Photo Shoot: Boxing Day memories and Kodachrome film

Christmas on Sunday gives many American workers the chance to have Boxing Day as a paid holiday. The old English holiday dates back to a time when servants would have to work Christmas and so the day after, their reward was boxes of gifts from employers, perhaps the 21st century should restart this old tradition.

Growing up, on the rare occasions when Christmas landed on a Sunday, church became a weekend doubleheader for the Heaslip boys, Christmas Eve candlelight service and back again Sunday morning for round two. Dec. 26 in upstate New York was most often snow-covered and the sledding hill across the street was a beehive of activity with new sleds to try out or just unwrapped itchy wool snow pants to break in with a full day spent on toboggans, Flexible Flyer sleds or the popular flying saucers — aluminum discs with a pair of canvas handles that spun in wide circles leading to vertigo at the bottom of the hill.

Vintage Kodachrome slide from Christmas 1958 when the old Kodak camera viewfinder didn't always see quite what the lens did as a budding photojournalist enjoys the presents under the tree. (John Heaslip/Cape Cod Times).
Vintage Kodachrome slide from Christmas 1958 when the old Kodak camera viewfinder didn't always see quite what the lens did as a budding photojournalist enjoys the presents under the tree. (John Heaslip/Cape Cod Times).

On the rare occasion of no snow, we would be packed up and headed out to Main Street stores for a round of after- Christmas markdown sales. This was the day to stock up on wrapping paper for next year or other deeply discounted holiday supplies. The year-end photo ritual for my father, the shutterbug, was finishing up the roll of 35 mm Kodachrome in his Kodak Pony 135 camera, circa 1955. This simple viewfinder camera had a flash gun using old two-prong flashbulbs. A roll of slide film was started in late summer, or early fall, and the 24-exposure roll would quite often make it to Christmas. The last frames were rolled back into the canister and placed in a metal film can. Then it was down to the local drug store to be sent out for processing. Kodak was only about 70 miles away in Rochester but it was still about a week before a small yellow box arrived back home.

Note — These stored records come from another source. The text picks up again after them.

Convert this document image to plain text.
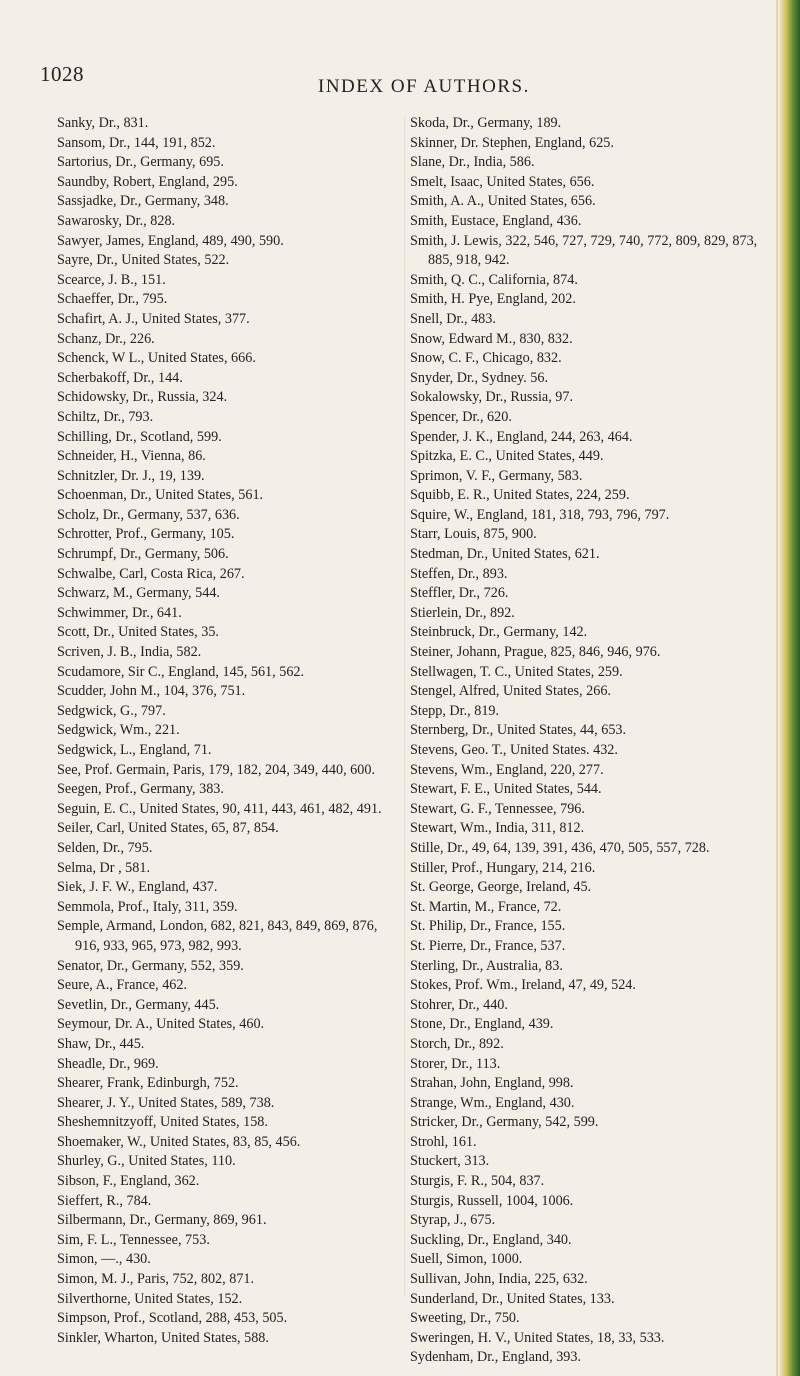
1028
INDEX OF AUTHORS.
Sanky, Dr., 831.
Sansom, Dr., 144, 191, 852.
Sartorius, Dr., Germany, 695.
Saundby, Robert, England, 295.
Sassjadke, Dr., Germany, 348.
Sawarosky, Dr., 828.
Sawyer, James, England, 489, 490, 590.
Sayre, Dr., United States, 522.
Scearce, J. B., 151.
Schaeffer, Dr., 795.
Schafirt, A. J., United States, 377.
Schanz, Dr., 226.
Schenck, W L., United States, 666.
Scherbakoff, Dr., 144.
Schidowsky, Dr., Russia, 324.
Schiltz, Dr., 793.
Schilling, Dr., Scotland, 599.
Schneider, H., Vienna, 86.
Schnitzler, Dr. J., 19, 139.
Schoenman, Dr., United States, 561.
Scholz, Dr., Germany, 537, 636.
Schrotter, Prof., Germany, 105.
Schrumpf, Dr., Germany, 506.
Schwalbe, Carl, Costa Rica, 267.
Schwarz, M., Germany, 544.
Schwimmer, Dr., 641.
Scott, Dr., United States, 35.
Scriven, J. B., India, 582.
Scudamore, Sir C., England, 145, 561, 562.
Scudder, John M., 104, 376, 751.
Sedgwick, G., 797.
Sedgwick, Wm., 221.
Sedgwick, L., England, 71.
See, Prof. Germain, Paris, 179, 182, 204, 349, 440, 600.
Seegen, Prof., Germany, 383.
Seguin, E. C., United States, 90, 411, 443, 461, 482, 491.
Seiler, Carl, United States, 65, 87, 854.
Selden, Dr., 795.
Selma, Dr , 581.
Siek, J. F. W., England, 437.
Semmola, Prof., Italy, 311, 359.
Semple, Armand, London, 682, 821, 843, 849, 869, 876, 916, 933, 965, 973, 982, 993.
Senator, Dr., Germany, 552, 359.
Seure, A., France, 462.
Sevetlin, Dr., Germany, 445.
Seymour, Dr. A., United States, 460.
Shaw, Dr., 445.
Sheadle, Dr., 969.
Shearer, Frank, Edinburgh, 752.
Shearer, J. Y., United States, 589, 738.
Sheshemnitzyoff, United States, 158.
Shoemaker, W., United States, 83, 85, 456.
Shurley, G., United States, 110.
Sibson, F., England, 362.
Sieffert, R., 784.
Silbermann, Dr., Germany, 869, 961.
Sim, F. L., Tennessee, 753.
Simon, —., 430.
Simon, M. J., Paris, 752, 802, 871.
Silverthorne, United States, 152.
Simpson, Prof., Scotland, 288, 453, 505.
Sinkler, Wharton, United States, 588.
Skoda, Dr., Germany, 189.
Skinner, Dr. Stephen, England, 625.
Slane, Dr., India, 586.
Smelt, Isaac, United States, 656.
Smith, A. A., United States, 656.
Smith, Eustace, England, 436.
Smith, J. Lewis, 322, 546, 727, 729, 740, 772, 809, 829, 873, 885, 918, 942.
Smith, Q. C., California, 874.
Smith, H. Pye, England, 202.
Snell, Dr., 483.
Snow, Edward M., 830, 832.
Snow, C. F., Chicago, 832.
Snyder, Dr., Sydney. 56.
Sokalowsky, Dr., Russia, 97.
Spencer, Dr., 620.
Spender, J. K., England, 244, 263, 464.
Spitzka, E. C., United States, 449.
Sprimon, V. F., Germany, 583.
Squibb, E. R., United States, 224, 259.
Squire, W., England, 181, 318, 793, 796, 797.
Starr, Louis, 875, 900.
Stedman, Dr., United States, 621.
Steffen, Dr., 893.
Steffler, Dr., 726.
Stierlein, Dr., 892.
Steinbruck, Dr., Germany, 142.
Steiner, Johann, Prague, 825, 846, 946, 976.
Stellwagen, T. C., United States, 259.
Stengel, Alfred, United States, 266.
Stepp, Dr., 819.
Sternberg, Dr., United States, 44, 653.
Stevens, Geo. T., United States. 432.
Stevens, Wm., England, 220, 277.
Stewart, F. E., United States, 544.
Stewart, G. F., Tennessee, 796.
Stewart, Wm., India, 311, 812.
Stille, Dr., 49, 64, 139, 391, 436, 470, 505, 557, 728.
Stiller, Prof., Hungary, 214, 216.
St. George, George, Ireland, 45.
St. Martin, M., France, 72.
St. Philip, Dr., France, 155.
St. Pierre, Dr., France, 537.
Sterling, Dr., Australia, 83.
Stokes, Prof. Wm., Ireland, 47, 49, 524.
Stohrer, Dr., 440.
Stone, Dr., England, 439.
Storch, Dr., 892.
Storer, Dr., 113.
Strahan, John, England, 998.
Strange, Wm., England, 430.
Stricker, Dr., Germany, 542, 599.
Strohl, 161.
Stuckert, 313.
Sturgis, F. R., 504, 837.
Sturgis, Russell, 1004, 1006.
Styrap, J., 675.
Suckling, Dr., England, 340.
Suell, Simon, 1000.
Sullivan, John, India, 225, 632.
Sunderland, Dr., United States, 133.
Sweeting, Dr., 750.
Sweringen, H. V., United States, 18, 33, 533.
Sydenham, Dr., England, 393.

Boxes upon boxes of slides would pile up, neatly stacked beside an old slide projector. On a slow winter weekend night, the collapsible screen and projector would come out of the closet, popcorn was made and home entertainment at its finest, the family would gather to see ourselves on the big screen. Many times the first run through the projector slides were upside down, backward, or both.

This bygone tradition has given way to giant TV screens, surround sound with non-stop streaming movies to match every mood or taste in entertainment. But honestly, what could be more fun than looking at another box of slides where dad had framed the shot wrong, losing mom’s head in her best holiday smock, smiling down at her eight-month-old’s first Christmas, a long time ago? That is what photography is all about, moments never lost to time.